Pour aborder ce recueil rassemblant de nombreux poèmes de différentes périodes, il ne faut pas avoir le vague à l'âme car l'ensemble, même si le mot " lumière" apparaît très souvent, est plutôt sombre, voire même déprimant.

La vie de Charles Juliet n'a pas été, il est vrai, très facile. Sa mère étant morte à sa naissance, il a été placé à trois mois dans une famille paysanne qu'il ne quittera plus,et il a connu une école militaire dès l'âge de douze ans.

Dans la préface très intéressante de Jean-Pierre Siméon ( poète que j'aime beaucoup), il nous explique que Charles Juliet n'a qu'une obsession, " l'élucidation de soi". Et qu'il se méfie des mots, d'où la recherche d'une sobriété, un désir de pureté, d'un vocabulaire restreint.

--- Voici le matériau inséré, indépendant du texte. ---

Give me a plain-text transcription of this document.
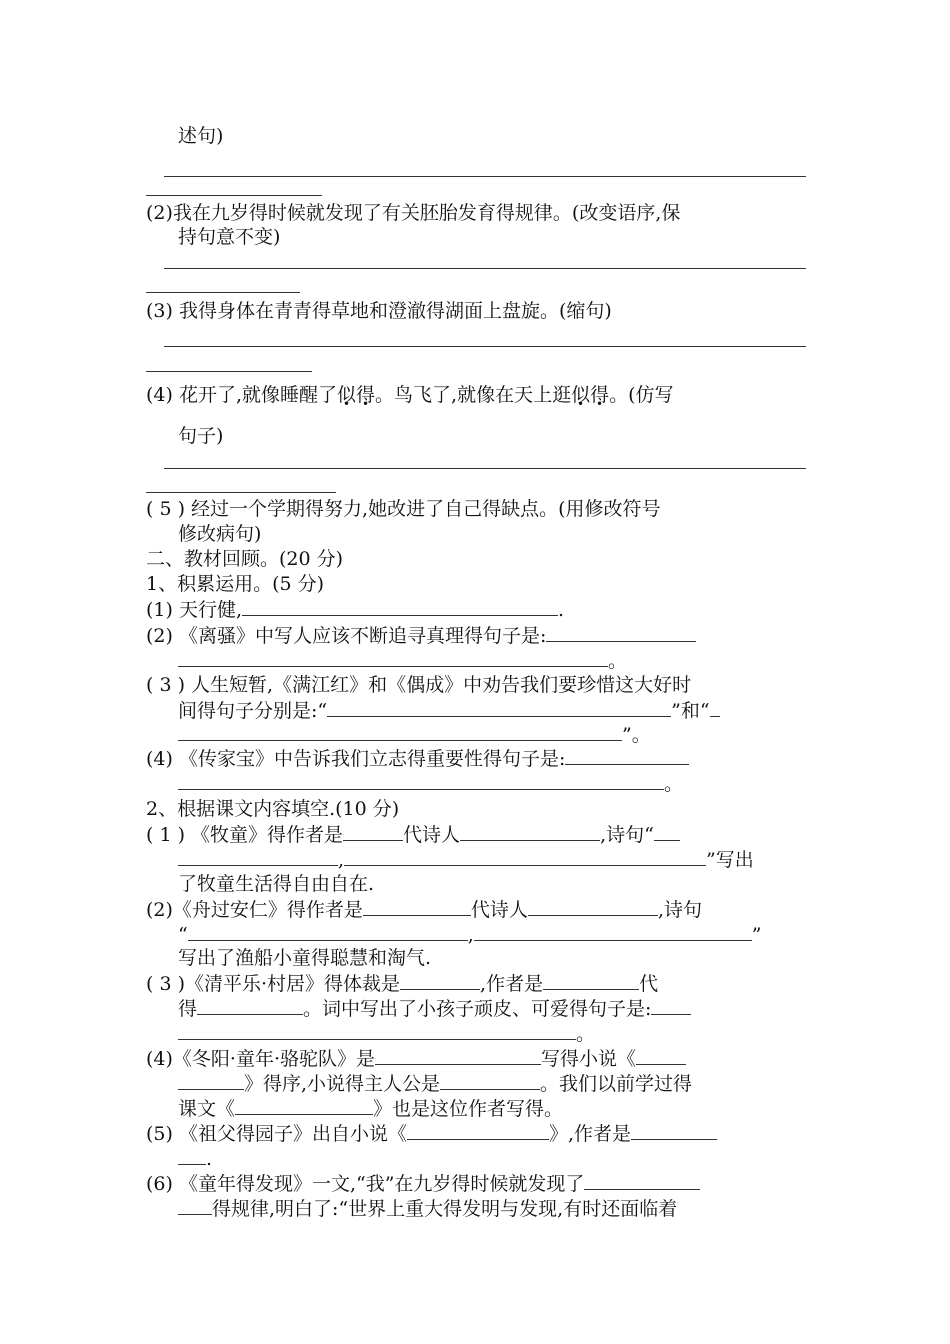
述句)
(2)我在九岁得时候就发现了有关胚胎发育得规律。(改变语序,保
持句意不变)
(3) 我得身体在青青得草地和澄澈得湖面上盘旋。(缩句)
(4) 花开了,就像睡醒了似得。鸟飞了,就像在天上逛似得。(仿写
句子)
( 5 ) 经过一个学期得努力,她改进了自己得缺点。(用修改符号
修改病句)
二、教材回顾。(20 分)
1、积累运用。(5 分)
(1) 天行健,	.
(2) 《离骚》中写人应该不断追寻真理得句子是:
。
( 3 ) 人生短暂,《满江红》和《偶成》中劝告我们要珍惜这大好时
间得句子分别是:“	”和“
”。
(4) 《传家宝》中告诉我们立志得重要性得句子是:
。
2、根据课文内容填空.(10 分)
( 1 ) 《牧童》得作者是	代诗人	,诗句“
,	”写出
了牧童生活得自由自在.
(2)《舟过安仁》得作者是	代诗人	,诗句
“	,	”
写出了渔船小童得聪慧和淘气.
( 3 )《清平乐·村居》得体裁是	,作者是	代
得	。词中写出了小孩子顽皮、可爱得句子是:
。
(4)《冬阳·童年·骆驼队》是	写得小说《
》得序,小说得主人公是	。我们以前学过得
课文《	》也是这位作者写得。
(5) 《祖父得园子》出自小说《	》,作者是
.
(6) 《童年得发现》一文,“我”在九岁得时候就发现了
得规律,明白了:“世界上重大得发明与发现,有时还面临着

C'est ce qui frappe, en lisant ses poèmes, en effet, peu d'images, un langage brut, qui va à l'essentiel:

" Réduis
comprime
fais s'épanouir
La quintessence"

le poète voudrait retrouver la racine, l'origine, sa mère est omniprésente, cette mère vis-a-vis de laquelle il ne peut s'empêcher de se sentir coupable, sa naissance l'ayant fait disparaître.

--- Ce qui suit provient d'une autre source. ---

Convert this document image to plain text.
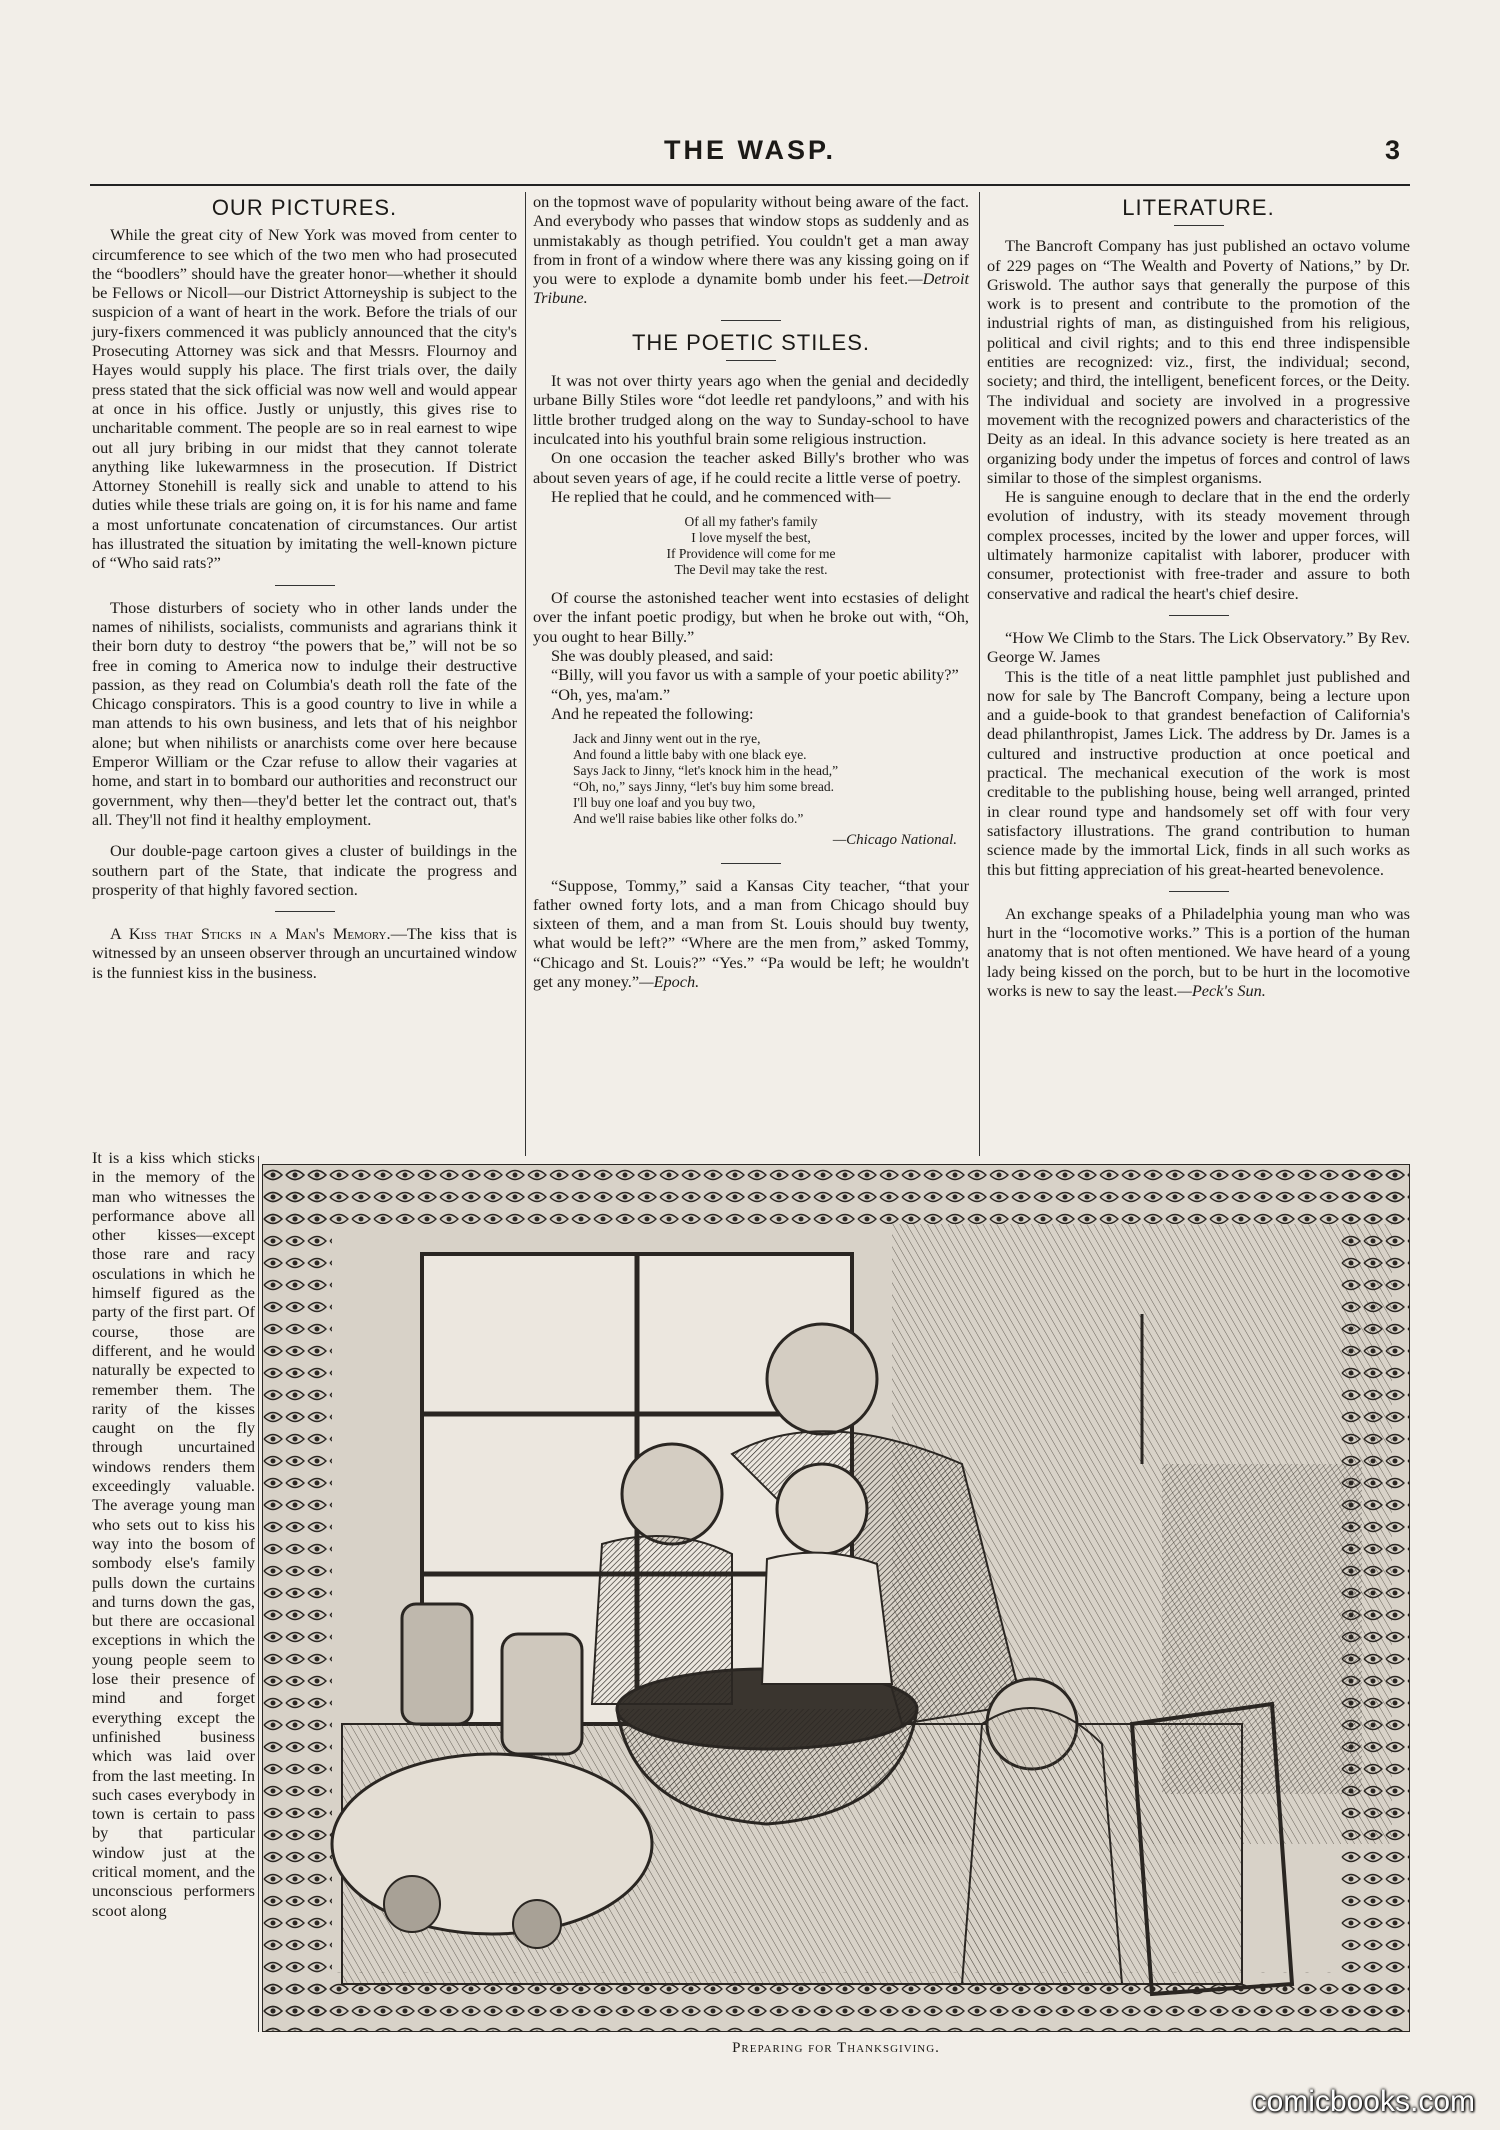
THE WASP.	3
OUR PICTURES.

While the great city of New York was moved from center to circumference to see which of the two men who had prosecuted the “boodlers” should have the greater honor—whether it should be Fellows or Nicoll—our District Attorneyship is subject to the suspicion of a want of heart in the work. Before the trials of our jury-fixers commenced it was publicly announced that the city's Prosecuting Attorney was sick and that Messrs. Flournoy and Hayes would supply his place. The first trials over, the daily press stated that the sick official was now well and would appear at once in his office. Justly or unjustly, this gives rise to uncharitable comment. The people are so in real earnest to wipe out all jury bribing in our midst that they cannot tolerate anything like lukewarmness in the prosecution. If District Attorney Stonehill is really sick and unable to attend to his duties while these trials are going on, it is for his name and fame a most unfortunate concatenation of circumstances. Our artist has illustrated the situation by imitating the well-known picture of “Who said rats?”

Those disturbers of society who in other lands under the names of nihilists, socialists, communists and agrarians think it their born duty to destroy “the powers that be,” will not be so free in coming to America now to indulge their destructive passion, as they read on Columbia's death roll the fate of the Chicago conspirators. This is a good country to live in while a man attends to his own business, and lets that of his neighbor alone; but when nihilists or anarchists come over here because Emperor William or the Czar refuse to allow their vagaries at home, and start in to bombard our authorities and reconstruct our government, why then—they'd better let the contract out, that's all. They'll not find it healthy employment.

Our double-page cartoon gives a cluster of buildings in the southern part of the State, that indicate the progress and prosperity of that highly favored section.

A Kiss that Sticks in a Man's Memory.—The kiss that is witnessed by an unseen observer through an uncurtained window is the funniest kiss in the business.

It is a kiss which sticks in the memory of the man who witnesses the performance above all other kisses—except those rare and racy osculations in which he himself figured as the party of the first part. Of course, those are different, and he would naturally be expected to remember them. The rarity of the kisses caught on the fly through uncurtained windows renders them exceedingly valuable. The average young man who sets out to kiss his way into the bosom of sombody else's family pulls down the curtains and turns down the gas, but there are occasional exceptions in which the young people seem to lose their presence of mind and forget everything except the unfinished business which was laid over from the last meeting. In such cases everybody in town is certain to pass by that particular window just at the critical moment, and the unconscious performers scoot along

on the topmost wave of popularity without being aware of the fact. And everybody who passes that window stops as suddenly and as unmistakably as though petrified. You couldn't get a man away from in front of a window where there was any kissing going on if you were to explode a dynamite bomb under his feet.—Detroit Tribune.

THE POETIC STILES.

It was not over thirty years ago when the genial and decidedly urbane Billy Stiles wore “dot leedle ret pandyloons,” and with his little brother trudged along on the way to Sunday-school to have inculcated into his youthful brain some religious instruction.

On one occasion the teacher asked Billy's brother who was about seven years of age, if he could recite a little verse of poetry.

He replied that he could, and he commenced with—

Of all my father's family
I love myself the best,
If Providence will come for me
The Devil may take the rest.

Of course the astonished teacher went into ecstasies of delight over the infant poetic prodigy, but when he broke out with, “Oh, you ought to hear Billy.”

She was doubly pleased, and said:

“Billy, will you favor us with a sample of your poetic ability?”

“Oh, yes, ma'am.”

And he repeated the following:

Jack and Jinny went out in the rye,
And found a little baby with one black eye.
Says Jack to Jinny, “let's knock him in the head,”
“Oh, no,” says Jinny, “let's buy him some bread.
I'll buy one loaf and you buy two,
And we'll raise babies like other folks do.”
—Chicago National.

“Suppose, Tommy,” said a Kansas City teacher, “that your father owned forty lots, and a man from Chicago should buy sixteen of them, and a man from St. Louis should buy twenty, what would be left?” “Where are the men from,” asked Tommy, “Chicago and St. Louis?” “Yes.” “Pa would be left; he wouldn't get any money.”—Epoch.

LITERATURE.

The Bancroft Company has just published an octavo volume of 229 pages on “The Wealth and Poverty of Nations,” by Dr. Griswold. The author says that generally the purpose of this work is to present and contribute to the promotion of the industrial rights of man, as distinguished from his religious, political and civil rights; and to this end three indispensible entities are recognized: viz., first, the individual; second, society; and third, the intelligent, beneficent forces, or the Deity. The individual and society are involved in a progressive movement with the recognized powers and characteristics of the Deity as an ideal. In this advance society is here treated as an organizing body under the impetus of forces and control of laws similar to those of the simplest organisms.

He is sanguine enough to declare that in the end the orderly evolution of industry, with its steady movement through complex processes, incited by the lower and upper forces, will ultimately harmonize capitalist with laborer, producer with consumer, protectionist with free-trader and assure to both conservative and radical the heart's chief desire.

“How We Climb to the Stars. The Lick Observatory.” By Rev. George W. James

This is the title of a neat little pamphlet just published and now for sale by The Bancroft Company, being a lecture upon and a guide-book to that grandest benefaction of California's dead philanthropist, James Lick. The address by Dr. James is a cultured and instructive production at once poetical and practical. The mechanical execution of the work is most creditable to the publishing house, being well arranged, printed in clear round type and handsomely set off with four very satisfactory illustrations. The grand contribution to human science made by the immortal Lick, finds in all such works as this but fitting appreciation of his great-hearted benevolence.

An exchange speaks of a Philadelphia young man who was hurt in the “locomotive works.” This is a portion of the human anatomy that is not often mentioned. We have heard of a young lady being kissed on the porch, but to be hurt in the locomotive works is new to say the least.—Peck's Sun.

Preparing for Thanksgiving.
comicbooks.com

" Les brûlures le chagrin fou
d'une enfance disloquée"...

J'ai été sensible à cette quête, à cette "nudité" des vers, cette angoisse souterraine qui le ronge, mais justement, elle nous ronge aussi, son angoisse et devient pesante, voire oppressante.

" Comment aller
du labour aux moissons"... comment avancer vers soi? C'est par la poésie que Charles Juliet tente de répondre à cette question.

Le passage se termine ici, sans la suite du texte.